During 2007–2010, flat demand in the United States, Western Europe and Japan (caused by the cessation of vitamin C manufacture, but also by the general economic downturn) was overshadowed by high demand in other countries and regions such as Indonesia, India, Taiwan, China and the Middle East.
The following pie chart shows world consumption of sorbitol:
China is the largest single consumer of sorbitol, accounting for over one-third of world consumption in 2010; it also accounted for 33% and 39% of world capacity and production, respectively, in 2010. During 2007–2010, consumption of sorbitol in China grew at an average annual rate of just over 6%. Chinese production of vitamin C currently accounts for 90–95% of world output. This trend is expected to continue during 2010–2015, as significant growth in Chinese demand will result in increased production. However, growth in Chinese demand during 2010–2015 is expected to slow.
Consumption of sorbitol in developing markets, such as the Middle East and Central and South America, is expected to be rapid; personal care products and food and confections are the main growth areas. During 2010–2015, sorbitol demand in Western Europe is forecast to grow at an average annual rate of almost 1.5%. Growth in Central and Eastern Europe is expected at just over 2%, largely as a result of the increased production of personal care products.
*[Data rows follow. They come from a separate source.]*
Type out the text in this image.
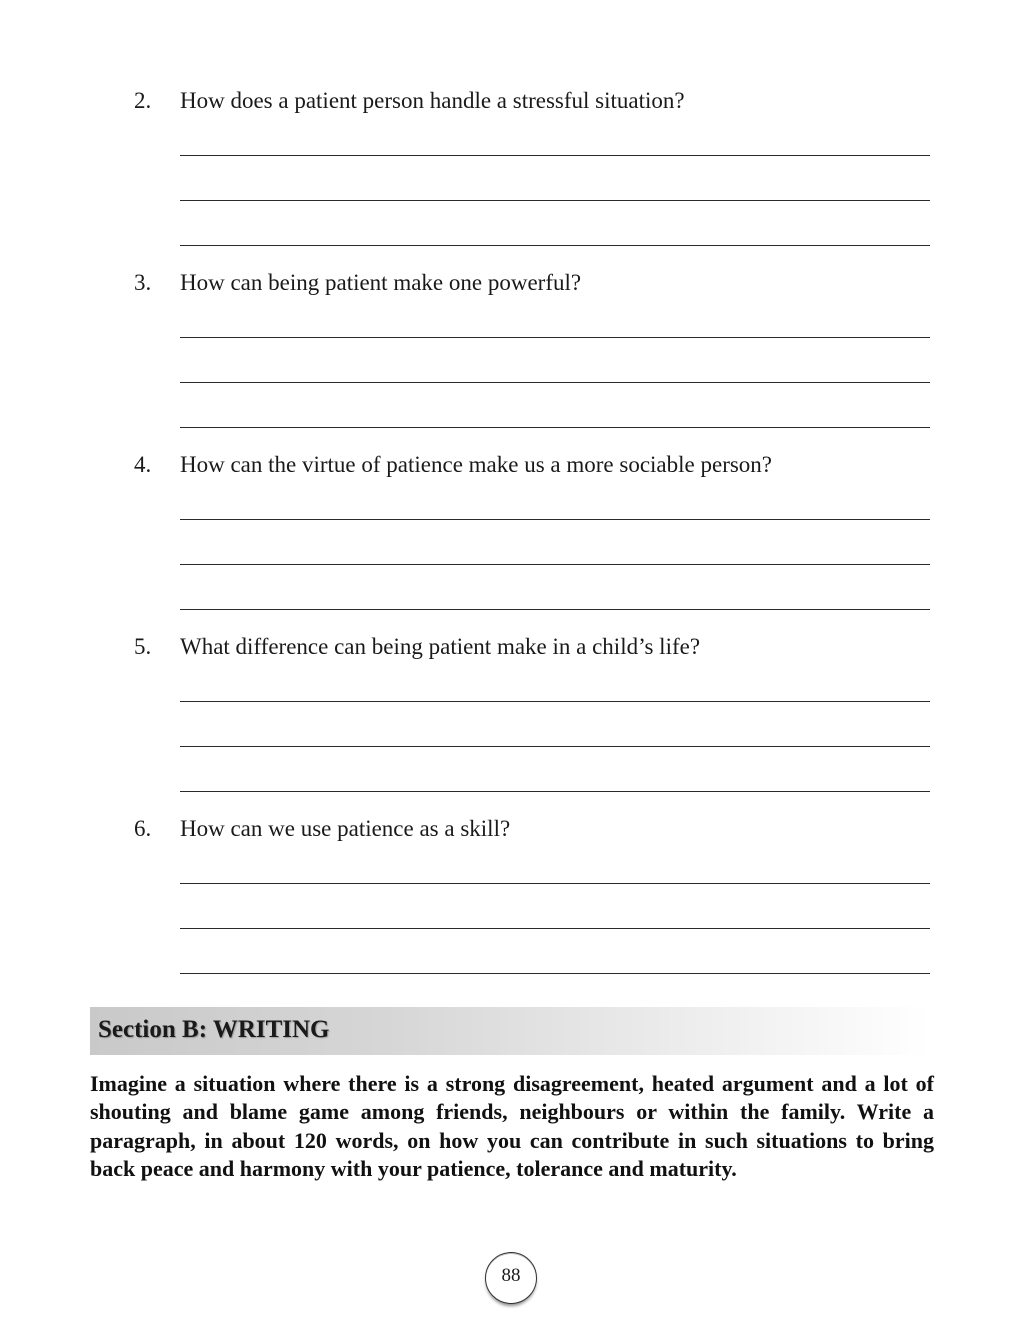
2. How does a patient person handle a stressful situation?
3. How can being patient make one powerful?
4. How can the virtue of patience make us a more sociable person?
5. What difference can being patient make in a child’s life?
6. How can we use patience as a skill?
Section B: WRITING
Imagine a situation where there is a strong disagreement, heated argument and a lot of shouting and blame game among friends, neighbours or within the family. Write a paragraph, in about 120 words, on how you can contribute in such situations to bring back peace and harmony with your patience, tolerance and maturity.
88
Consumption in Asian countries is expected to grow at annual rates between 0.2% (for Japan) and 3.5% (for Thailand).
Among the key findings of this report regarding the sorbitol market are the following:
- Sorbitol is at risk for substitution by competing products, mainly glycerin.
- Isosorbide (produced from sorbitol) has the potential to replace bisphenol A monomer in polycarbonates and epoxies and anything else that uses this versatile chemical.
- Prices are expected to remain firm during 2010–2015 as a result of high feedstock costs.
- The industry is shifting to high-growth and high-consuming markets such as China and other Asian countries (excluding Japan).